Microsoft has identified a new North Korean threat actor, Moonstone Sleet. Also known as Storm-1789, Moonstone Sleet has set up fake companies and job opportunities to engage with potential targets and has even created a fully functioning computer game designed to trap the unwary.
The potentially hostile nation-state of North Korea has long been suspected of resorting to cybercrime, targeting the West to fund its military build-up and commit ongoing cyber espionage against countries such as the US and the UK. But Moonstone Sleet is taking cyber-attacks on the West to new levels of sophistication, posing a threat to all organizations.
Microsoft says Moonstone Sleet “uses both a combination of many tried-and-true techniques used by other North Korean threat actors and unique attack methodologies to target companies for its financial and cyberespionage objectives.”
Since February of this year, Microsoft has reported that Moonstone Sleet has been infecting devices using a malicious tank game called DeTankWar, which it developed. The weaponized game also goes under the names: DeFiTankWar, DeTankZone and TankWarsZone. It is a downloadable game that requires player registration. Moonstone Sleet typically approaches its targets through messaging platforms or by email, presenting itself as a game developer seeking investment or developer support – either masquerading as a legitimate blockchain company or using fake companies.
According to Microsoft: “[Moonstone Sleet] loads malicious payloads in memory and creates malicious services that perform functions such as network and user discovery and browser data collection. For compromised devices of particular interest to the group, the threat actor launches hands-on-keyboard commands with further discovery and conducts credential theft.”
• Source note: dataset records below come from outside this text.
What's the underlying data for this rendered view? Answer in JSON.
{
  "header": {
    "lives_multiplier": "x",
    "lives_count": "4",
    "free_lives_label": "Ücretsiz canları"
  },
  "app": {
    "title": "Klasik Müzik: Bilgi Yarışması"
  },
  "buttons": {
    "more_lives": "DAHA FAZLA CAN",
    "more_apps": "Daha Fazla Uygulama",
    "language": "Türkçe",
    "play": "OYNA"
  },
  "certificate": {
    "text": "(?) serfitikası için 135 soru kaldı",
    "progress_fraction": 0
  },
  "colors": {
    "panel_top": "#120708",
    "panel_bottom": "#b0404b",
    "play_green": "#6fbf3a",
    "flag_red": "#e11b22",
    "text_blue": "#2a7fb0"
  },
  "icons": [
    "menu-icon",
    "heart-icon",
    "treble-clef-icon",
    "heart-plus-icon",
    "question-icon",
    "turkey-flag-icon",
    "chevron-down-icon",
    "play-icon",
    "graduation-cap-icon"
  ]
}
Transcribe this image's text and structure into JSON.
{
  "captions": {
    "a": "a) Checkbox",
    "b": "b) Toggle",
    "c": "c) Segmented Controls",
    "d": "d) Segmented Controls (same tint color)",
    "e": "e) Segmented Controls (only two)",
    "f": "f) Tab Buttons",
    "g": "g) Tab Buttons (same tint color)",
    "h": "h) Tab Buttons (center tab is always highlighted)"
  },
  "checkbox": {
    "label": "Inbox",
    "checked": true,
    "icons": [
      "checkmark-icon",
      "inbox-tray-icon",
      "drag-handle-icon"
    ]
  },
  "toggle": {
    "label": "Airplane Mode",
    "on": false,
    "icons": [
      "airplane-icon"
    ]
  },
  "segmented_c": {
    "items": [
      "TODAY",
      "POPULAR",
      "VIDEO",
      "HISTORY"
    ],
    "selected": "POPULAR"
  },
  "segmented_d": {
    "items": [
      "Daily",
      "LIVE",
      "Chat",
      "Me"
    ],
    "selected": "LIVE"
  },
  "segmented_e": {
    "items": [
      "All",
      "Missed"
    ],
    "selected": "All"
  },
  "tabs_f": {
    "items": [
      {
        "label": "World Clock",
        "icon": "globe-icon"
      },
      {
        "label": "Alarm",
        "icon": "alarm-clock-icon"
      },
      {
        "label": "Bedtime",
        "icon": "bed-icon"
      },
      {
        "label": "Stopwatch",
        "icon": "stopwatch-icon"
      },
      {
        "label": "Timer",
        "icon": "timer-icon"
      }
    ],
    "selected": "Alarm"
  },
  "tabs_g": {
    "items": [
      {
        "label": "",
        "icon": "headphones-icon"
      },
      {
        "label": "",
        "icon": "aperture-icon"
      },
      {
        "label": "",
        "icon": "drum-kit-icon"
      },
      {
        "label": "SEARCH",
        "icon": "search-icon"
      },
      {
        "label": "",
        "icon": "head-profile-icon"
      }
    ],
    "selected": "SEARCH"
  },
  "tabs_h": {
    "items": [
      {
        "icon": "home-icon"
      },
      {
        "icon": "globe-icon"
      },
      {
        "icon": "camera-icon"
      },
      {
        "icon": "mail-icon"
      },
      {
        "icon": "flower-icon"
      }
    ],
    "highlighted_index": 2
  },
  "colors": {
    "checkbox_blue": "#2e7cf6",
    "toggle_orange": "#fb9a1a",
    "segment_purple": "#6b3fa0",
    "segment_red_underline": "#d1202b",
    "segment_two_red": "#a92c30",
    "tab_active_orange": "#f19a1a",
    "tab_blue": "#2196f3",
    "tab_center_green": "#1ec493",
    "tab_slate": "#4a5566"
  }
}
Moonstone Fleet has created fake IT companies
Since January 2024, Moonstone Sleet has also created several fake companies impersonating software development and IT services, typically involving blockchain and artificial intelligence (AI). It has used these companies to reach potential targets using fake websites and social media accounts.
One of Moonstone Sleet’s bogus companies, StarGlow Ventures, poses as a legitimate software development company, using a custom domain name, fake employee personas, and social media accounts. It recently launched an email campaign targeting thousands of education and software development organizations.
In addition to creating fake companies, Moonstone Sleet is also pursuing employment opportunities in software development positions at legitimate companies to generate additional revenue while simultaneously gaining embedded access to targeted organizations in the West.
“Moonstone Sleet’s primary goals appear to be espionage and revenue generation. Targeted sectors to date include both individuals and organizations in the software and information technology, education, and defense industrial base sectors,” reports Microsoft.